Texas Appleseed, Austin, $150,000 over two years to “conduct policy advocacy and litigation to challenge the use of juvenile and municipal courts in Texas for minor misbehaviors by youth in schools.”

Texas Public Policy Foundation, Austin, $150,000 to continue advocacy work with conservative and libertarian policymakers and advocates for criminal and juvenile justice reform in Texas and throughout the country.

Association of Prosecuting Attorneys, $400,000 over two years to a membership organization of prosecutors across the country to increase the group’s capacity to advance prosecutorial innovations in charging, sentencing and prisoner reentry.

An interesting slate of grants. The funds to Correctional Association of New York could immediately make it a key player in the juvenile justice overhaul in New York. There are really three potential reforms going on: downsize the state capacity, realign the city’s system, and increasing the age of jurisdiction from 16 to either 17 or 18.

It does not appear, from the outside, that there is anyone with their finger on the pulse of all these efforts. Gov. Andrew Cuomo’s “Close to Home” plan in his new budget proposal would bring the state and the city into closer partnership on reform. It cannot hurt to have an organization with local credibility that will be involved in both systemic reform and the overarching push to include more teens in that revamped system.

The grant to the prosecutors’ association is even more intriguing. This is a progressive foundation reaching out to work with a group whose members are often viewed as the enemy to juvenile justice reform. At the very least, JJ Today is interested in learning about the innovations referenced here.

***The John D. and Catherine MacArthur Foundation has forged a new partnership with OJJDP, but it is winding down its Models for Change Initiative, which will likely mean that the three action networks created by the initiative – Disproportionate Minority Contact, Juvenile Indigent Defense and Mental Health – will have to fend for themselves to some extent. Each one of those action networks is overseen now by a point agency.

MacArthur took care of its indigent defense partner, the National Juvenile Defender Center, led by longtime advocate Patty Puritz, by giving it one of MacArthur Awards for Creative and Effective Institutions, which only go to former MacArthur grantees. The award comes with a one year, $750,000 grant.

The DMC action network is coordinated by the D.C.-based Center for Children’s Law and Policy, and the mental health network is overseen by the Delmar, N.Y.-based Policy Research Associates.

***The Bureau of Justice Statistics and National Center for Education Statistics released 2009 data on school crime and safety last week, and it shows a significant decline in physical violence reported by students. The percentage of high school students who reported being in a physical fight dropped from 42 percent in 1993 to 31 percent in 2009.
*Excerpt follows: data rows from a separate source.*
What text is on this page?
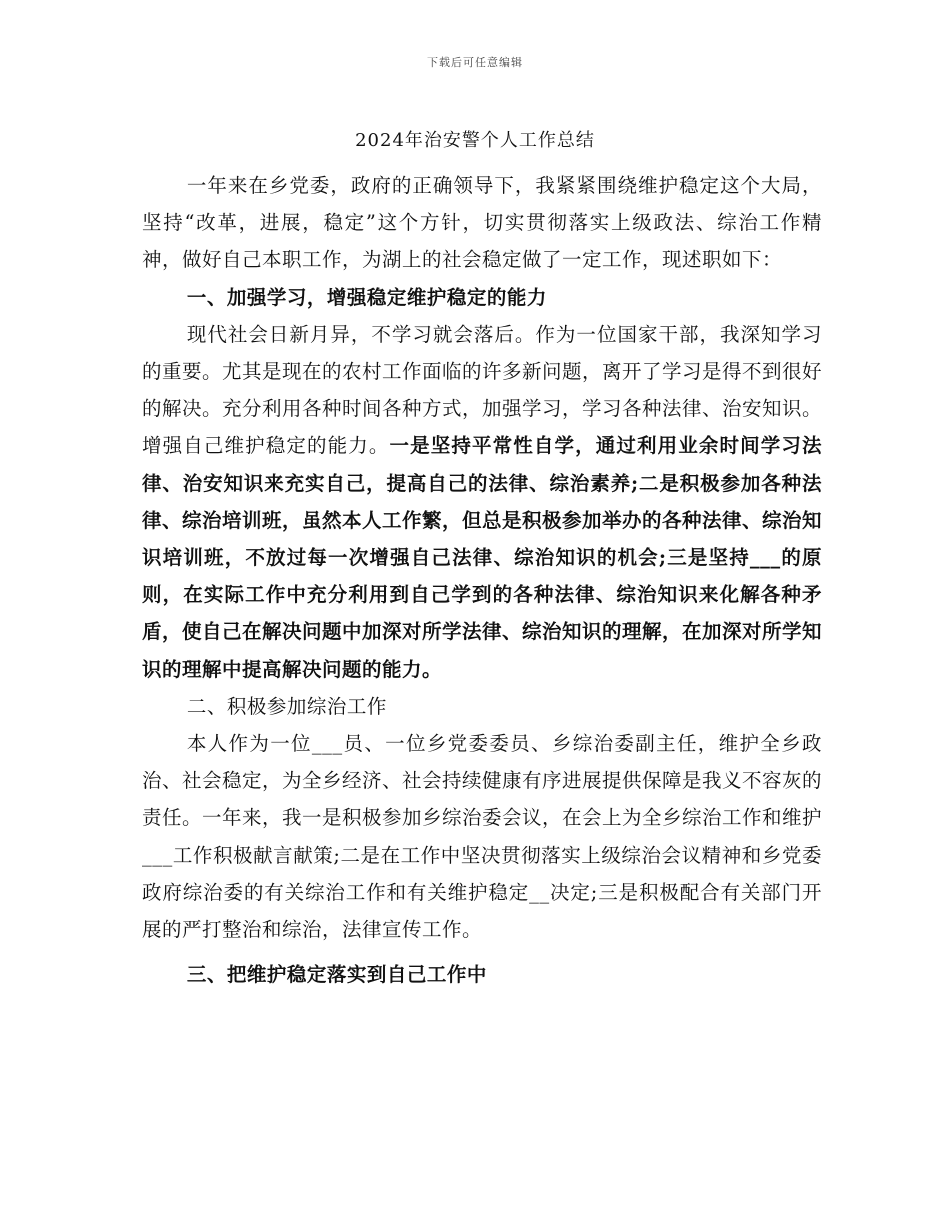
下载后可任意编辑
2024年治安警个人工作总结

一年来在乡党委，政府的正确领导下，我紧紧围绕维护稳定这个大局，坚持“改革，进展，稳定”这个方针，切实贯彻落实上级政法、综治工作精神，做好自己本职工作，为湖上的社会稳定做了一定工作，现述职如下：

一、加强学习，增强稳定维护稳定的能力

现代社会日新月异，不学习就会落后。作为一位国家干部，我深知学习的重要。尤其是现在的农村工作面临的许多新问题，离开了学习是得不到很好的解决。充分利用各种时间各种方式，加强学习，学习各种法律、治安知识。增强自己维护稳定的能力。一是坚持平常性自学，通过利用业余时间学习法律、治安知识来充实自己，提高自己的法律、综治素养;二是积极参加各种法律、综治培训班，虽然本人工作繁，但总是积极参加举办的各种法律、综治知识培训班，不放过每一次增强自己法律、综治知识的机会;三是坚持___的原则，在实际工作中充分利用到自己学到的各种法律、综治知识来化解各种矛盾，使自己在解决问题中加深对所学法律、综治知识的理解，在加深对所学知识的理解中提高解决问题的能力。

二、积极参加综治工作

本人作为一位___员、一位乡党委委员、乡综治委副主任，维护全乡政治、社会稳定，为全乡经济、社会持续健康有序进展提供保障是我义不容灰的责任。一年来，我一是积极参加乡综治委会议，在会上为全乡综治工作和维护___工作积极献言献策;二是在工作中坚决贯彻落实上级综治会议精神和乡党委政府综治委的有关综治工作和有关维护稳定__决定;三是积极配合有关部门开展的严打整治和综治，法律宣传工作。

三、把维护稳定落实到自己工作中
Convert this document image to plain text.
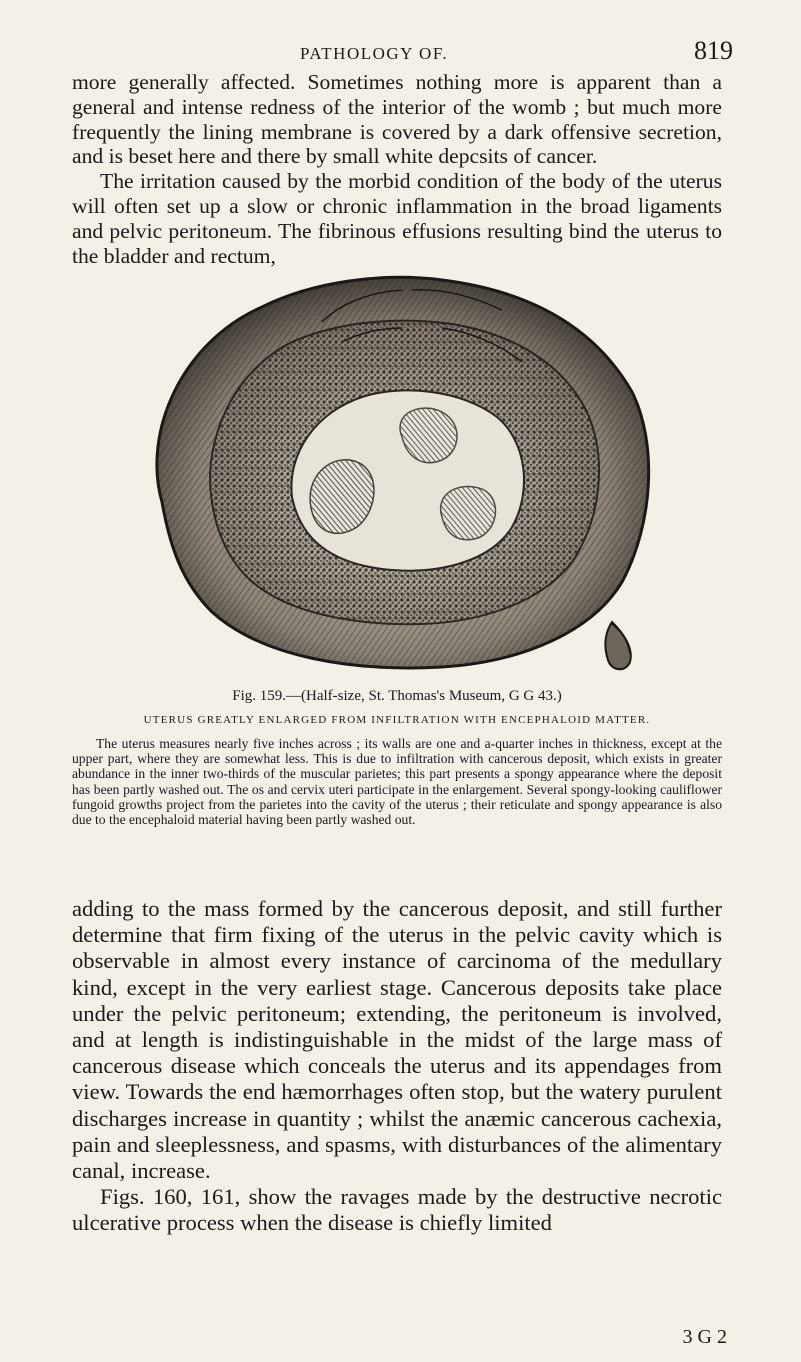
PATHOLOGY OF.	819

more generally affected. Sometimes nothing more is apparent than a general and intense redness of the interior of the womb ; but much more frequently the lining membrane is covered by a dark offensive secretion, and is beset here and there by small white depcsits of cancer.

The irritation caused by the morbid condition of the body of the uterus will often set up a slow or chronic inflammation in the broad ligaments and pelvic peritoneum. The fibrinous effusions resulting bind the uterus to the bladder and rectum,

Fig. 159.—(Half-size, St. Thomas's Museum, G G 43.)
UTERUS GREATLY ENLARGED FROM INFILTRATION WITH ENCEPHALOID MATTER.

The uterus measures nearly five inches across ; its walls are one and a-quarter inches in thickness, except at the upper part, where they are somewhat less. This is due to infiltration with cancerous deposit, which exists in greater abundance in the inner two-thirds of the muscular parietes; this part presents a spongy appearance where the deposit has been partly washed out. The os and cervix uteri participate in the enlargement. Several spongy-looking cauliflower fungoid growths project from the parietes into the cavity of the uterus ; their reticulate and spongy appearance is also due to the encephaloid material having been partly washed out.

adding to the mass formed by the cancerous deposit, and still further determine that firm fixing of the uterus in the pelvic cavity which is observable in almost every instance of carcinoma of the medullary kind, except in the very earliest stage. Cancerous deposits take place under the pelvic peritoneum; extending, the peritoneum is involved, and at length is indistinguishable in the midst of the large mass of cancerous disease which conceals the uterus and its appendages from view. Towards the end hæmorrhages often stop, but the watery purulent discharges increase in quantity ; whilst the anæmic cancerous cachexia, pain and sleeplessness, and spasms, with disturbances of the alimentary canal, increase.

Figs. 160, 161, show the ravages made by the destructive necrotic ulcerative process when the disease is chiefly limited

3 G 2
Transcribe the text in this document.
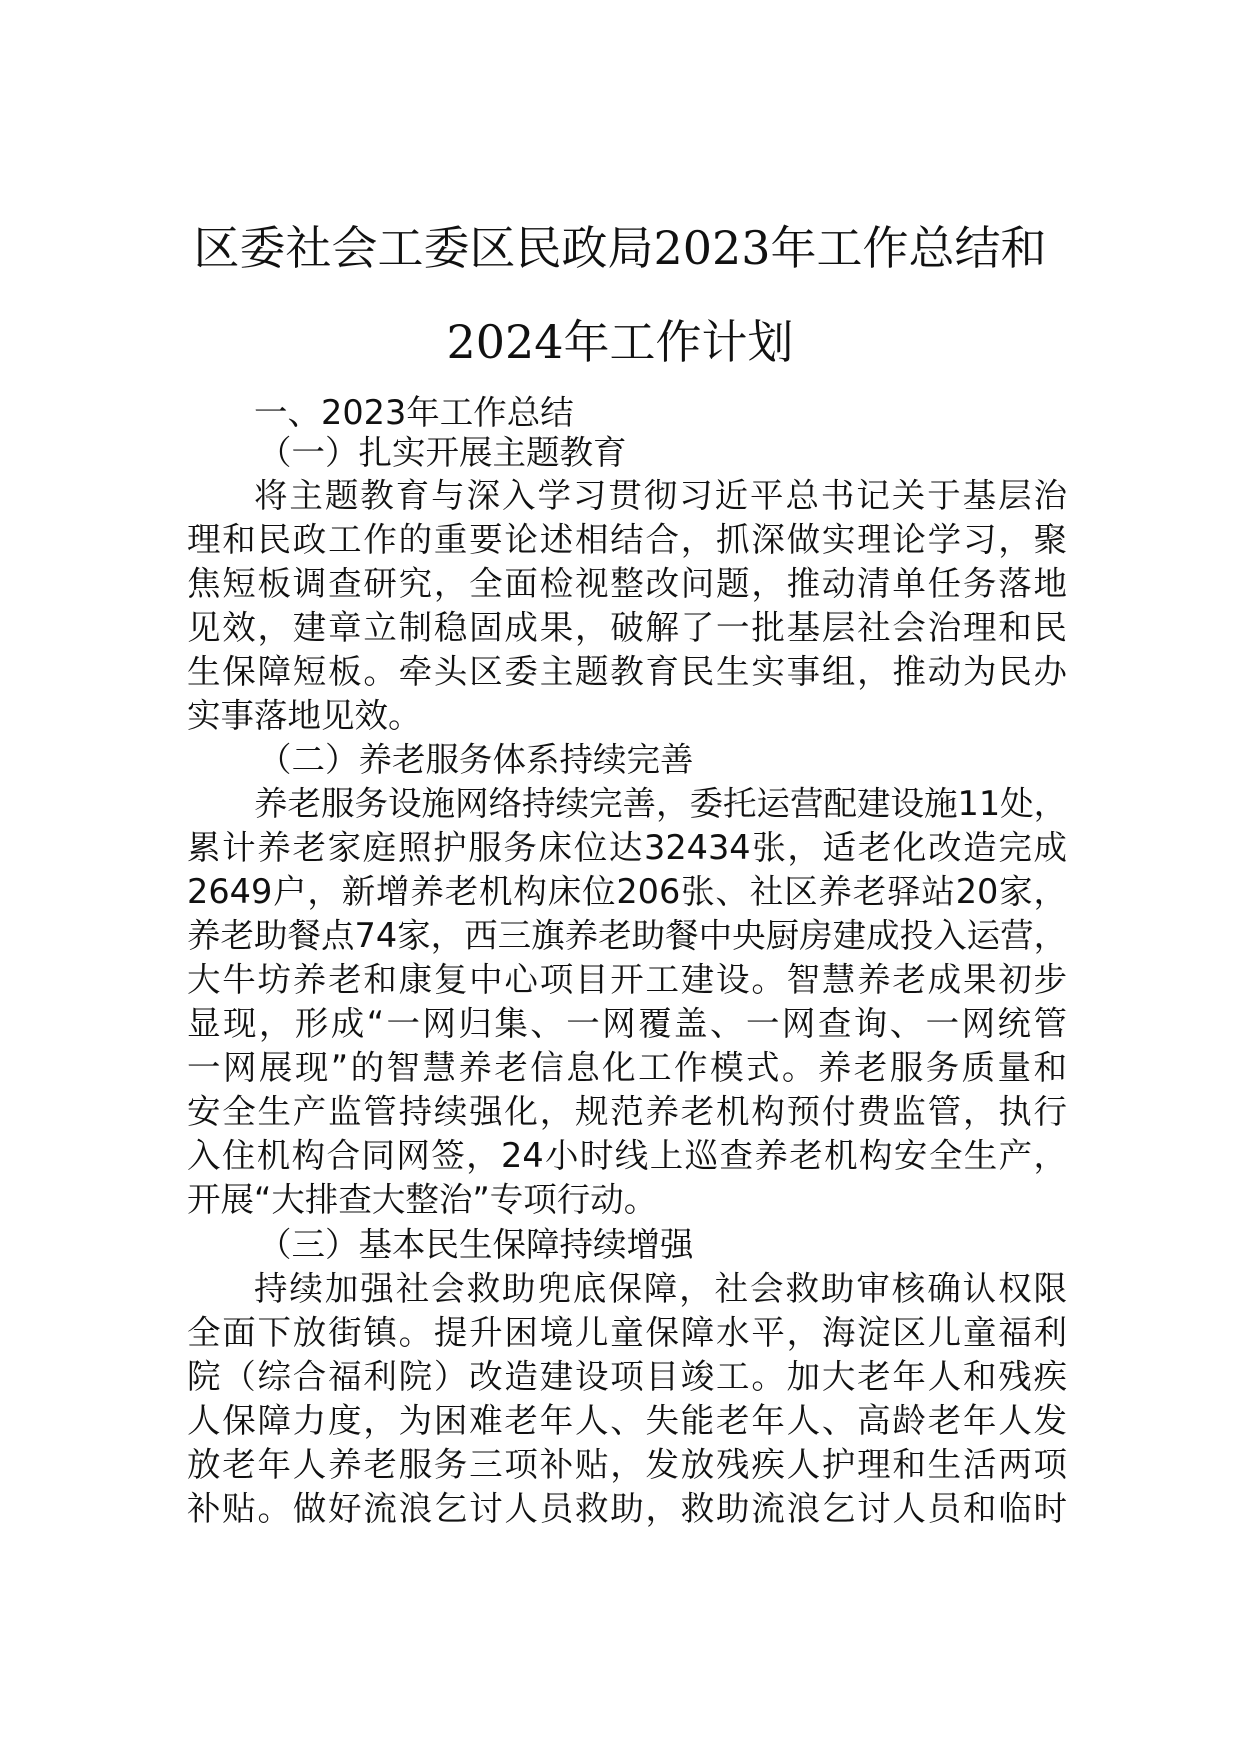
区委社会工委区民政局2023年工作总结和
2024年工作计划
一、2023年工作总结
（一）扎实开展主题教育
将主题教育与深入学习贯彻习近平总书记关于基层治
理和民政工作的重要论述相结合，抓深做实理论学习，聚
焦短板调查研究，全面检视整改问题，推动清单任务落地
见效，建章立制稳固成果，破解了一批基层社会治理和民
生保障短板。牵头区委主题教育民生实事组，推动为民办
实事落地见效。
（二）养老服务体系持续完善
养老服务设施网络持续完善，委托运营配建设施11处，
累计养老家庭照护服务床位达32434张，适老化改造完成
2649户，新增养老机构床位206张、社区养老驿站20家，
养老助餐点74家，西三旗养老助餐中央厨房建成投入运营，
大牛坊养老和康复中心项目开工建设。智慧养老成果初步
显现，形成“一网归集、一网覆盖、一网查询、一网统管
一网展现”的智慧养老信息化工作模式。养老服务质量和
安全生产监管持续强化，规范养老机构预付费监管，执行
入住机构合同网签，24小时线上巡查养老机构安全生产，
开展“大排查大整治”专项行动。
（三）基本民生保障持续增强
持续加强社会救助兜底保障，社会救助审核确认权限
全面下放街镇。提升困境儿童保障水平，海淀区儿童福利
院（综合福利院）改造建设项目竣工。加大老年人和残疾
人保障力度，为困难老年人、失能老年人、高龄老年人发
放老年人养老服务三项补贴，发放残疾人护理和生活两项
补贴。做好流浪乞讨人员救助，救助流浪乞讨人员和临时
Figure 6.1 on page 47 of the report is worth checking out, because it compares recording of criminal incidents versus reporting of such incidents to police. Nearly three quarters of schools recorded at least one violent incident in 2009 but only 40 percent of schools said they reported such an incident to the police. When it comes to offenses deemed “serious violent crimes,” the gap is far narrower: 16 percent of schools recorded one, 10 percent of schools reported one to police.

The report counts the following in the “serious violent” category: “rape, sexual battery, physical attack or fight with a weapon, threat of physical attack with a weapon, and robbery with or without a weapon.”

It is hard to imagine a school not reporting a rape, sexual batter or fight involving weapons to the police. The latter two are more subjective, and perhaps this is where the gap between recorded and reported occurs.

***Civic Research Institute has published “Home-Based Services for High-Risk Youth,” by Stacey Cornett. Its 17 chapters cover four major themes: types of interventions and services, building a workforce that can provide them, conduction youth and family assessments, and implementation.

We have not had a chance to read it yet, but CRI is the standard in juvenile justice manuals, and there could not be a better time for a comprehensive guide on alternatives to incarceration, right?